State Minister of Finance
- In office 10 October 2001 – 29 October 2006
- Preceded by: Shah A M S Kibria
- Succeeded by: Abul Maal Abdul Muhith

Member of Parliament for Barisal-4
- In office 23 June 1996 – 29 October 2006
- Preceded by: Mohiuddin Ahmed
- Succeeded by: Md. Mazbauddin Farhad

Personal details
- Born: 1 April 1937 Barisal, Bengal Province, British India
- Died: 21 November 2022 (aged 85) Evercare Hospital, Dhaka, Bangladesh
- Party: Bangladesh Nationalist Party
- Spouse: Shahana Hussain
- Occupation: Politician, civil servant

= Shah M. Abul Hussain =

Bangladeshi politician (1937–2022)

Shah Muhammad Abul Hussain (1 April 1937 – 21 November 2022) was a Bangladesh Nationalist Party politician and a former Member of Parliament from the Mehendiganj Upazila, Barisal-4.

==Career==
Abul Hussain worked as a collector in the Bangladesh Customs.
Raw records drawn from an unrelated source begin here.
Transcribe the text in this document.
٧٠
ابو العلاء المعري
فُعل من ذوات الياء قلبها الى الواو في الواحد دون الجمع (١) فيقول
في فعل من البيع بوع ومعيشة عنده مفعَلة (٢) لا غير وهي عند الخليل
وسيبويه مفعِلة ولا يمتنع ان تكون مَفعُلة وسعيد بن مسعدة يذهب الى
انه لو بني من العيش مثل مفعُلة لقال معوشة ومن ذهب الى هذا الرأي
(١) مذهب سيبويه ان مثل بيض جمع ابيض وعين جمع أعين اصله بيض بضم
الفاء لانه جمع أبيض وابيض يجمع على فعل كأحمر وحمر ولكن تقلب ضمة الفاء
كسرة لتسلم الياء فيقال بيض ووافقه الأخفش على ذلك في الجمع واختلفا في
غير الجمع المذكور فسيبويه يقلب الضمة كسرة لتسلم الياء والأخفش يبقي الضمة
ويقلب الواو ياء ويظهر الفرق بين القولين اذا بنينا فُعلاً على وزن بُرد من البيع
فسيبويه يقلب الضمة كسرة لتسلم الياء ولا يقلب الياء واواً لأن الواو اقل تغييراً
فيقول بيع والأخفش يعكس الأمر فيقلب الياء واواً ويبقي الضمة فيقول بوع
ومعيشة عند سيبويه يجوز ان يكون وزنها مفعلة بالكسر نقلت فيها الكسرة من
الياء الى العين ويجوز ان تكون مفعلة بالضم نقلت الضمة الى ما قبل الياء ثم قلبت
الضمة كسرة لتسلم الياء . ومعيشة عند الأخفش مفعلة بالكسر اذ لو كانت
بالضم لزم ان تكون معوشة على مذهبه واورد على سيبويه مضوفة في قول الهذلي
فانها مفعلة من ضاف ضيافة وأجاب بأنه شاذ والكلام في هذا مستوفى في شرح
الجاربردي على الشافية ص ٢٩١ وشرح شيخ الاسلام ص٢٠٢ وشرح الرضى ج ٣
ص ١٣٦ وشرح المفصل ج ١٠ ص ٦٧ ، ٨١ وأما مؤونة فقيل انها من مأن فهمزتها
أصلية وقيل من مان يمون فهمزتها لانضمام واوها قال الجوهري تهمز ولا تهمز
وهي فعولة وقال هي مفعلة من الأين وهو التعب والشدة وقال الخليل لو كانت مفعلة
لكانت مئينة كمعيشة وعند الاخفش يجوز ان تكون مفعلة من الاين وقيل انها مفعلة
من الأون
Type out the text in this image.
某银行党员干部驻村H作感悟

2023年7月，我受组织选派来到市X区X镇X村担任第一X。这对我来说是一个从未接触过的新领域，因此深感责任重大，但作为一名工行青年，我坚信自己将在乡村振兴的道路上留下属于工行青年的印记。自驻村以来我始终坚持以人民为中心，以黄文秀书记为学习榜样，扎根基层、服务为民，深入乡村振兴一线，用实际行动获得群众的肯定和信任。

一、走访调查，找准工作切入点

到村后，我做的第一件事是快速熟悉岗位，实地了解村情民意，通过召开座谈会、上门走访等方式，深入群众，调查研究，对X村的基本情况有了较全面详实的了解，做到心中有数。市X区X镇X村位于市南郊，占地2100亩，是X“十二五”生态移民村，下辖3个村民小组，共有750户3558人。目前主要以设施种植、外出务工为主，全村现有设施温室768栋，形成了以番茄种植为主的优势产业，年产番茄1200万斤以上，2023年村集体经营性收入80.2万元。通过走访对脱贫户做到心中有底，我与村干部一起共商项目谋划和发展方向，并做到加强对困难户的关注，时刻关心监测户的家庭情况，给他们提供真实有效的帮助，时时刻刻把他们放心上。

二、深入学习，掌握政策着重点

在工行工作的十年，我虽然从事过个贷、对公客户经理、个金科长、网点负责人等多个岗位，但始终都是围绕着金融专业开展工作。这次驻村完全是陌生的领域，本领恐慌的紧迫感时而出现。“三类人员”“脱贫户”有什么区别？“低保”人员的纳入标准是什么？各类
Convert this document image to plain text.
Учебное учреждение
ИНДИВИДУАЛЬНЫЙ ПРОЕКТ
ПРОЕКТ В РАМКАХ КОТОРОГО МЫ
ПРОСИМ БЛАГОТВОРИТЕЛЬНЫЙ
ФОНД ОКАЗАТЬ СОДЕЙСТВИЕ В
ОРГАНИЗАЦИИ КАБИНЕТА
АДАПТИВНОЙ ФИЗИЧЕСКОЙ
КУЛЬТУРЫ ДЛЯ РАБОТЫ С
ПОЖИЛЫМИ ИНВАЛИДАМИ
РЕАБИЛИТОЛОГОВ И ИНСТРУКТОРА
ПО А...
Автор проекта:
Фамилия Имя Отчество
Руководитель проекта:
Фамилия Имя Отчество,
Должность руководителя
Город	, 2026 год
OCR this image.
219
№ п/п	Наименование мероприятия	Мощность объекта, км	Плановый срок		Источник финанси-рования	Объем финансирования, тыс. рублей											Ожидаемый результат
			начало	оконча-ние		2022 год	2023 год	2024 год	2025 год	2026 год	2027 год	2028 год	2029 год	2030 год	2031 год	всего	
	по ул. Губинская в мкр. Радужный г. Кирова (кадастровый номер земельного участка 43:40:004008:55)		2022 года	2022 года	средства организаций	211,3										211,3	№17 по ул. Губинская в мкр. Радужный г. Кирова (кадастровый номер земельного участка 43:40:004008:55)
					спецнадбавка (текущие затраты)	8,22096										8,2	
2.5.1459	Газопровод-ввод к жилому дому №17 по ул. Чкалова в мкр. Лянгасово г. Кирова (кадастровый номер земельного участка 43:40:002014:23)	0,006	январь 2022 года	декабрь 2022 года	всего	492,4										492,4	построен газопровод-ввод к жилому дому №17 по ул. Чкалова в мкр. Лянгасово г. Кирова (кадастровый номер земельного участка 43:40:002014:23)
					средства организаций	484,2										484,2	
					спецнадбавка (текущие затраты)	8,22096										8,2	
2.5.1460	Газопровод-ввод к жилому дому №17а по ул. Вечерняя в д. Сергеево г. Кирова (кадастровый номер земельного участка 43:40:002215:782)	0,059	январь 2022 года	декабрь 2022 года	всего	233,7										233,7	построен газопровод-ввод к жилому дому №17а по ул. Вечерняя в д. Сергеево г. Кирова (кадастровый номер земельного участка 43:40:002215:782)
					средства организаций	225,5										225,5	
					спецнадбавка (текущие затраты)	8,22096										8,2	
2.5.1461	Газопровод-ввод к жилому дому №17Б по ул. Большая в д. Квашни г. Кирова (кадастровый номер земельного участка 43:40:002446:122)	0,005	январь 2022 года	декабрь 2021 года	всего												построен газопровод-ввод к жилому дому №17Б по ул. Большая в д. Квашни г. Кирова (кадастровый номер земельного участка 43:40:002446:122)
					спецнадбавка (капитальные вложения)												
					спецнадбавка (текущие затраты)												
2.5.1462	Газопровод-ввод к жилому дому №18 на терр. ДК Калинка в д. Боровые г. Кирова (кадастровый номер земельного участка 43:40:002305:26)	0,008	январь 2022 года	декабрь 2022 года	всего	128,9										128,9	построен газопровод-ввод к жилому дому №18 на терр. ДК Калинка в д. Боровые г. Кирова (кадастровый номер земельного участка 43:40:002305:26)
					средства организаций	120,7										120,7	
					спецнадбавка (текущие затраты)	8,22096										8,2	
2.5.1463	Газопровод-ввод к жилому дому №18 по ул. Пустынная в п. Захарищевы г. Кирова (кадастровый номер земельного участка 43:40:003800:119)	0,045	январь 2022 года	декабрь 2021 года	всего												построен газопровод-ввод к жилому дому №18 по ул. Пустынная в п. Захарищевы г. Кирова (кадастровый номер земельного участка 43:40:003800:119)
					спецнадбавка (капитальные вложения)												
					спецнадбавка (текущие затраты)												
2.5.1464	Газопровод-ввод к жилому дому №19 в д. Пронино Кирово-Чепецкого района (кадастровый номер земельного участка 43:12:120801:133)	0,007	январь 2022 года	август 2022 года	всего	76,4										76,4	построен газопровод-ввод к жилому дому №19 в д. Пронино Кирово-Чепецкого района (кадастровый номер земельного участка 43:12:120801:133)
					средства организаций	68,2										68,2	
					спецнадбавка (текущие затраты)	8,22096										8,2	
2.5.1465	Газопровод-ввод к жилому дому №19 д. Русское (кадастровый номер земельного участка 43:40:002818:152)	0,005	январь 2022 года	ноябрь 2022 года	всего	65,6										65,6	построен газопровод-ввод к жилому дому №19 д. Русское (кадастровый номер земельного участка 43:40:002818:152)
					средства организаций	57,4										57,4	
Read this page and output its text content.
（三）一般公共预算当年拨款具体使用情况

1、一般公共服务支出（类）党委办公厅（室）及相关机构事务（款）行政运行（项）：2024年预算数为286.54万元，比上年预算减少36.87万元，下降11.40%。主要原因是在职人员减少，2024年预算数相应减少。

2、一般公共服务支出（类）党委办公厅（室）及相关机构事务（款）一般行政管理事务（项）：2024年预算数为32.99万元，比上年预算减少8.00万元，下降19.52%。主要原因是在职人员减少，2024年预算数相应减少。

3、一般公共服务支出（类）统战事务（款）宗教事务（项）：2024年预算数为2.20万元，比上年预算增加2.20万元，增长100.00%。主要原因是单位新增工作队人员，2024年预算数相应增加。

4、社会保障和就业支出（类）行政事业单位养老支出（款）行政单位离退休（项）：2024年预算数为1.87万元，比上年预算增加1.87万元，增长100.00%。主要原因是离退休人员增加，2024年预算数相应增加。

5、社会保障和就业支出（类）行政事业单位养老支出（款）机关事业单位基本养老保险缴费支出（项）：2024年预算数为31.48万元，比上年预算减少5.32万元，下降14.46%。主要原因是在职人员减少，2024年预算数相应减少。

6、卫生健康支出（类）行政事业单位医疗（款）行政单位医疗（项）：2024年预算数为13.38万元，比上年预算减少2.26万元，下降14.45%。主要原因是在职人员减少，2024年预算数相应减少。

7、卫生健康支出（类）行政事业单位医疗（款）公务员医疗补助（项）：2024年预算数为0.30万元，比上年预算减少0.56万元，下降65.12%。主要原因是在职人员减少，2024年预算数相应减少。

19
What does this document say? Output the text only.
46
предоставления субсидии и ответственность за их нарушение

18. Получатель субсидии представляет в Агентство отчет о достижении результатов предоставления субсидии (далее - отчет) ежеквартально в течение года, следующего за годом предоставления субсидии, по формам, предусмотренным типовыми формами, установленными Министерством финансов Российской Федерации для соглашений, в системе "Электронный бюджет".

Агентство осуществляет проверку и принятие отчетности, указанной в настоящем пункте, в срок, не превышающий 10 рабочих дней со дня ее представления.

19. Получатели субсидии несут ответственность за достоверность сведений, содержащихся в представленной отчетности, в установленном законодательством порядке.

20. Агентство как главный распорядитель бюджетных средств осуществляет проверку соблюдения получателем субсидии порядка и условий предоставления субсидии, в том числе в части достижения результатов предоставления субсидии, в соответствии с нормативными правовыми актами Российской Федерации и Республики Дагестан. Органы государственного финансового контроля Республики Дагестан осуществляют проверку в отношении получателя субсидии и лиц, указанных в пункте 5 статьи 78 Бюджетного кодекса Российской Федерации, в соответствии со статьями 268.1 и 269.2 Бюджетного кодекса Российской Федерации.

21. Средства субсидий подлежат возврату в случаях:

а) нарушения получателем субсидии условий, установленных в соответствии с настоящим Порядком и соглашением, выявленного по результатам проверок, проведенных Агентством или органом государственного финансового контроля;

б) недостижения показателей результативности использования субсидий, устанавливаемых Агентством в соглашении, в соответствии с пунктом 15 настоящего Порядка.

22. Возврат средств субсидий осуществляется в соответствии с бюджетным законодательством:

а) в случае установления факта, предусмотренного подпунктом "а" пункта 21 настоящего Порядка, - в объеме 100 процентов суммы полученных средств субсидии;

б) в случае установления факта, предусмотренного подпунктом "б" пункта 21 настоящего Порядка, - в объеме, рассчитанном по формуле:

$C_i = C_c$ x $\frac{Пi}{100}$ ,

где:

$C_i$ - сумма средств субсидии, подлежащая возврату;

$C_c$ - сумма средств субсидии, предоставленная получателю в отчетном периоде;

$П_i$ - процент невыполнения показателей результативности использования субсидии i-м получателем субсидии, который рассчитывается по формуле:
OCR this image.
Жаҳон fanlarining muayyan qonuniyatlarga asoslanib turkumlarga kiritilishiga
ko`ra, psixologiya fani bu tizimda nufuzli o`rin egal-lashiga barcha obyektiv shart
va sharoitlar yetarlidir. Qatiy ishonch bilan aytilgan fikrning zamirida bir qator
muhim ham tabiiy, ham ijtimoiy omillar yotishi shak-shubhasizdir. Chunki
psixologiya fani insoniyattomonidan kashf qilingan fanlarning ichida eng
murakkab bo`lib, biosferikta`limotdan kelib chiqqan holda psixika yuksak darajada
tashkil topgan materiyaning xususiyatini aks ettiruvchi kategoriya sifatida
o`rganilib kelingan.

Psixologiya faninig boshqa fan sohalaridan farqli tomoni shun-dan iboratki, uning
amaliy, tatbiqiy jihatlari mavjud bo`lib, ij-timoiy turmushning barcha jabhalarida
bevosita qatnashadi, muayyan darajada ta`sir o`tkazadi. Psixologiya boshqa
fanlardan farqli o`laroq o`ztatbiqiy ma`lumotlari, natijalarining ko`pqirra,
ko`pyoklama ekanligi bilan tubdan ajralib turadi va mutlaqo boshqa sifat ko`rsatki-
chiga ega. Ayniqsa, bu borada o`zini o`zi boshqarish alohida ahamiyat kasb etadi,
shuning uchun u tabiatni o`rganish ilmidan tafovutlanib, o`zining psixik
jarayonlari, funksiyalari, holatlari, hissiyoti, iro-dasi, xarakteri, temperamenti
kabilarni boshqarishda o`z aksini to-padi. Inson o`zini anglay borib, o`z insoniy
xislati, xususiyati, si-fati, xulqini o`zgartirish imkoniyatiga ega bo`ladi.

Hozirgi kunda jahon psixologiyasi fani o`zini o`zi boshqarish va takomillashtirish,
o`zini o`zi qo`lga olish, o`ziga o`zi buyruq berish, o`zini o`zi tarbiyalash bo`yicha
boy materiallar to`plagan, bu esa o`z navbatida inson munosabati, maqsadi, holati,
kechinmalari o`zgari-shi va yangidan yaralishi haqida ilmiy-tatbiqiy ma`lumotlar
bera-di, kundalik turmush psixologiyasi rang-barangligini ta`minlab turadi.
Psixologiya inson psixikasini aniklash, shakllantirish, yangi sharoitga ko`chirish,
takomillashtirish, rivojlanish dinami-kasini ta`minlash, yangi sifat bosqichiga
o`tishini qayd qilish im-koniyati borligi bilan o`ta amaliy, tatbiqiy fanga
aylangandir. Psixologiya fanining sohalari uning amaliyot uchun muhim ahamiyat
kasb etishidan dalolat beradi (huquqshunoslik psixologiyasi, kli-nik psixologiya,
He was elected into the Bangladesh parliament in the June 1996 Bangladeshi general election. He was re-elected into parliament in the elections in 2001. He served as the State Minister of Finance and Planning in the Third Khaleda Cabinet.

==Death==
Abul Hussain died in Dhaka on 21 November 2022, at the age of 85.